Glaucoma is the word used to describe multiple progressive eye conditions characterized by damage to the optic nerve. The two most common forms of glaucoma are characterized by an increase in intraocular pressure (IOP), or pressure inside the eye which damages the optic nerve. The optic nerve is vital in order to send visual information to the brain, and that route is interrupted when it is damaged.
As a result of glaucoma, the patient loses their field of vision slowly, over time, and is the second leading cause of blindness in the world. Many other symptoms, including headaches, eye pain, nausea, and blurred vision, are also suffered as a result of glaucoma. Only about half of the people suffering from glaucoma even know that they have it – for this reason, the disease is often called the “silent thief of sight”.
The Glaucoma Research Foundation estimates that there are 60 million people suffering from glaucoma in the world – 2.7 million in the U.S. alone.
Although cannabis studies have shown that THC can relieve intraocular pressure, thereby reducing damage to the optic nerve, it may also reduce blood flow to the optic nerve which can have negative effects. THC can be used to relieve symptoms like eye pain, headaches, nausea and vomiting.

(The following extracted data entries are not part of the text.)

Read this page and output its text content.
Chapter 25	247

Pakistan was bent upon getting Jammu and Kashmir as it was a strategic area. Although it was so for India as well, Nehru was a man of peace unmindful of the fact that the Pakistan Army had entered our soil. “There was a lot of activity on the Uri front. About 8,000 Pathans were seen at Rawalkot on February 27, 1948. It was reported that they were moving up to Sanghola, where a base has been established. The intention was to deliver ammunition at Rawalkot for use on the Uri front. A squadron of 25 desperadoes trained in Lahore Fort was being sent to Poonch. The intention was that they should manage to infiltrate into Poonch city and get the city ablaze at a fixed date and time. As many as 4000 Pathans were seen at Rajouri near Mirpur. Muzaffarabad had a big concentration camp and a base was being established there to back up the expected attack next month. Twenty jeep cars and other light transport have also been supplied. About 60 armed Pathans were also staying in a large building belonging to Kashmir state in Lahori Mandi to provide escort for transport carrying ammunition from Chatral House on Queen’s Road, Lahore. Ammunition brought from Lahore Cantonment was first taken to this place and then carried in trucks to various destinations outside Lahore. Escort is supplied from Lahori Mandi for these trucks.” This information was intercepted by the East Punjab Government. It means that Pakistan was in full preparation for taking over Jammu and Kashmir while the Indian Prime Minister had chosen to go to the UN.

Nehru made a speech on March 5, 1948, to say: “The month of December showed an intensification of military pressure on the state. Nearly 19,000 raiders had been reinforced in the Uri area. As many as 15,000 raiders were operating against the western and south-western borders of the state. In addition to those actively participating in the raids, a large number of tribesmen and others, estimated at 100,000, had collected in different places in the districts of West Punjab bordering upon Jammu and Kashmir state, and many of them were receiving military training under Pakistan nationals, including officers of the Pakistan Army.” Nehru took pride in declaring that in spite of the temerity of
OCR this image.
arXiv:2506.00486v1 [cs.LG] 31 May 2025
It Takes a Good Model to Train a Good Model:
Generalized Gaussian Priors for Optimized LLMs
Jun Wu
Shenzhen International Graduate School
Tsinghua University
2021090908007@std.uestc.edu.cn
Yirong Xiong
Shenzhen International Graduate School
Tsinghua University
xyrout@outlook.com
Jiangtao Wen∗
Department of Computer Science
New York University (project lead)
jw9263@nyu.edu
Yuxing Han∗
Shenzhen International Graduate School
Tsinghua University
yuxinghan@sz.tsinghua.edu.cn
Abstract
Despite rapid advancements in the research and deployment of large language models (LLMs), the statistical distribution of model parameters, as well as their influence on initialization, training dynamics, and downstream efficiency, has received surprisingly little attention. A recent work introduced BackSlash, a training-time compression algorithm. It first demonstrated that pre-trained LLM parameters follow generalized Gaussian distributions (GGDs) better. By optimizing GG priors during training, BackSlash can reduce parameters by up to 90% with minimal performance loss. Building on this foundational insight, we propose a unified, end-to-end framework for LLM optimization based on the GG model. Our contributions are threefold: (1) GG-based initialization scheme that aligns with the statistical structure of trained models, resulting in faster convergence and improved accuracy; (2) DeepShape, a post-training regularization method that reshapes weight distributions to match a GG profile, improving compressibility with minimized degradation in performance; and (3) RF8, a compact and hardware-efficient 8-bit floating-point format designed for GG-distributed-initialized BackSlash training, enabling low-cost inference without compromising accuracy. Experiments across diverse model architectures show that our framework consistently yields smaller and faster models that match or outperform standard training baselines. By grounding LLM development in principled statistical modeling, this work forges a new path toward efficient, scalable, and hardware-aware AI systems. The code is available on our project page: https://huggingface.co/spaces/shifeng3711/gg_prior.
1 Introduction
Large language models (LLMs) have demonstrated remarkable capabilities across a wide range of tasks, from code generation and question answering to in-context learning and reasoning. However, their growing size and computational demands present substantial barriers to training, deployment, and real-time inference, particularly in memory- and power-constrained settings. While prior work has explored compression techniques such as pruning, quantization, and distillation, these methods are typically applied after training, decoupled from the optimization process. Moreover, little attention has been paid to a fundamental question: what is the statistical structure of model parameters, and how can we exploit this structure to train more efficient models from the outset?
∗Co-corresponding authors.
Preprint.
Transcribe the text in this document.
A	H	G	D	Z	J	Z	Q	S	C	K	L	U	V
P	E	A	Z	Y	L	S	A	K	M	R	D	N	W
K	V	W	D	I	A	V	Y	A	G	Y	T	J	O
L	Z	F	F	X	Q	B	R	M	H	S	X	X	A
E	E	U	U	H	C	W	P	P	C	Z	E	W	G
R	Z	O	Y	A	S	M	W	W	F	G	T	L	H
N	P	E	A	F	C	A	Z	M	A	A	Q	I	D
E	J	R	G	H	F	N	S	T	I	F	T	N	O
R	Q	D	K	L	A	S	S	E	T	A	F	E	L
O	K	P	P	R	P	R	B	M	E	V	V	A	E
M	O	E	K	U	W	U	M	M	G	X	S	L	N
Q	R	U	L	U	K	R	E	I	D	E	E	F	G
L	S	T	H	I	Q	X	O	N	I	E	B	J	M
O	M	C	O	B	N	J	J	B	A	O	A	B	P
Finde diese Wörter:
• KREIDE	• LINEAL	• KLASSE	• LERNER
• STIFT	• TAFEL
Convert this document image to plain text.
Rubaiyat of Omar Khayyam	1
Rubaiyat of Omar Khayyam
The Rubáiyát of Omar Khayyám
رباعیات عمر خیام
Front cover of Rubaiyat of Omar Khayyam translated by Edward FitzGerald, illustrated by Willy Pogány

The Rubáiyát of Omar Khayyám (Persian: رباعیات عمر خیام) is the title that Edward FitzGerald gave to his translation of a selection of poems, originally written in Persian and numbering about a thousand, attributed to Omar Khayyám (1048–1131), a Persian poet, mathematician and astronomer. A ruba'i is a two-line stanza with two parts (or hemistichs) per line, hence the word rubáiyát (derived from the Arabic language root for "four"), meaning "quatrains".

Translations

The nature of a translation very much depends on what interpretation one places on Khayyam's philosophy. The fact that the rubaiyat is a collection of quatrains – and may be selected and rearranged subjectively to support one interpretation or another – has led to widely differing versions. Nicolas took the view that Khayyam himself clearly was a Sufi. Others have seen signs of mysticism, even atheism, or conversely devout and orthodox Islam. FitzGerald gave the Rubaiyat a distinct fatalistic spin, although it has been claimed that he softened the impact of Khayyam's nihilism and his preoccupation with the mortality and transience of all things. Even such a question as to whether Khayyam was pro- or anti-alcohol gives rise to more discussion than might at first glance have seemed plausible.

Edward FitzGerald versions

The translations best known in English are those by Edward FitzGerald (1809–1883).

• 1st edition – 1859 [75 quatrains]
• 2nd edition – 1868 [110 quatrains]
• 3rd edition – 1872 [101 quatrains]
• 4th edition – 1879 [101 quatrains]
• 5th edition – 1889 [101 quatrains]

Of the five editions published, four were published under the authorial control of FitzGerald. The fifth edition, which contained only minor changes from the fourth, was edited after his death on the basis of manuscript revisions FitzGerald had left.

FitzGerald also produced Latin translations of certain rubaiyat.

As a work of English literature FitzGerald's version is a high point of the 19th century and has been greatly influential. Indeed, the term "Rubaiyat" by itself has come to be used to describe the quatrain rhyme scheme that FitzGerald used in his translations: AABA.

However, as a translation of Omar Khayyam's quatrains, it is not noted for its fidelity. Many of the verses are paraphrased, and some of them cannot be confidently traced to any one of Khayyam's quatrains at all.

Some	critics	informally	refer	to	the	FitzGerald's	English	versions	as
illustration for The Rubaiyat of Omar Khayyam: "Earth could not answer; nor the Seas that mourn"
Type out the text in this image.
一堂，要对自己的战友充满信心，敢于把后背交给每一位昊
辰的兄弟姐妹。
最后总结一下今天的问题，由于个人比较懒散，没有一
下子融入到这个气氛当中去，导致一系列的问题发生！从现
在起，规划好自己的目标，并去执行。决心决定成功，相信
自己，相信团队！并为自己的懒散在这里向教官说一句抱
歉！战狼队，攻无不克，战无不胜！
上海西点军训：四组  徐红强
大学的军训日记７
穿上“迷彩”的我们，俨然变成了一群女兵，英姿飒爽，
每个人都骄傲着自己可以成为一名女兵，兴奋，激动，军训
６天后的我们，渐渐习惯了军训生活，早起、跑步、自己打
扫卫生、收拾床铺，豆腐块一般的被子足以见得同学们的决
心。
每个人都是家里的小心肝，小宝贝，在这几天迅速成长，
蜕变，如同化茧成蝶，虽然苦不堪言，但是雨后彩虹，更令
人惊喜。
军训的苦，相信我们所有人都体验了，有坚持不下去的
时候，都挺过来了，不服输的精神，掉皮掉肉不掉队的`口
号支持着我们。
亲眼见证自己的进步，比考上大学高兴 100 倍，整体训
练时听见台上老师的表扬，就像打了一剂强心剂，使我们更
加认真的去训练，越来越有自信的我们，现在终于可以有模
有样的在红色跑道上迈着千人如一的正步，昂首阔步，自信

Like THC, CBG alleviates intraocular pressure by increasing fluid drainage. CBN also slows progression and relieves pain. Cannabis can be used to treat symptoms as well as to delay onset, but it does not cure glaucoma.
As stated in the article entitled “Cannabinoids and glaucoma” published in the British Journal of Ophthalmology, cannabinoids have been shown to effectively lower the IOP and have neuroprotective actions. Several cannabinoids have been shown to effectively reduce intraocular pressure and do not contain psychotropic effects that may potentially prevent patients from utilizing the treatment and prevent doctors from recommending the use of cannabis.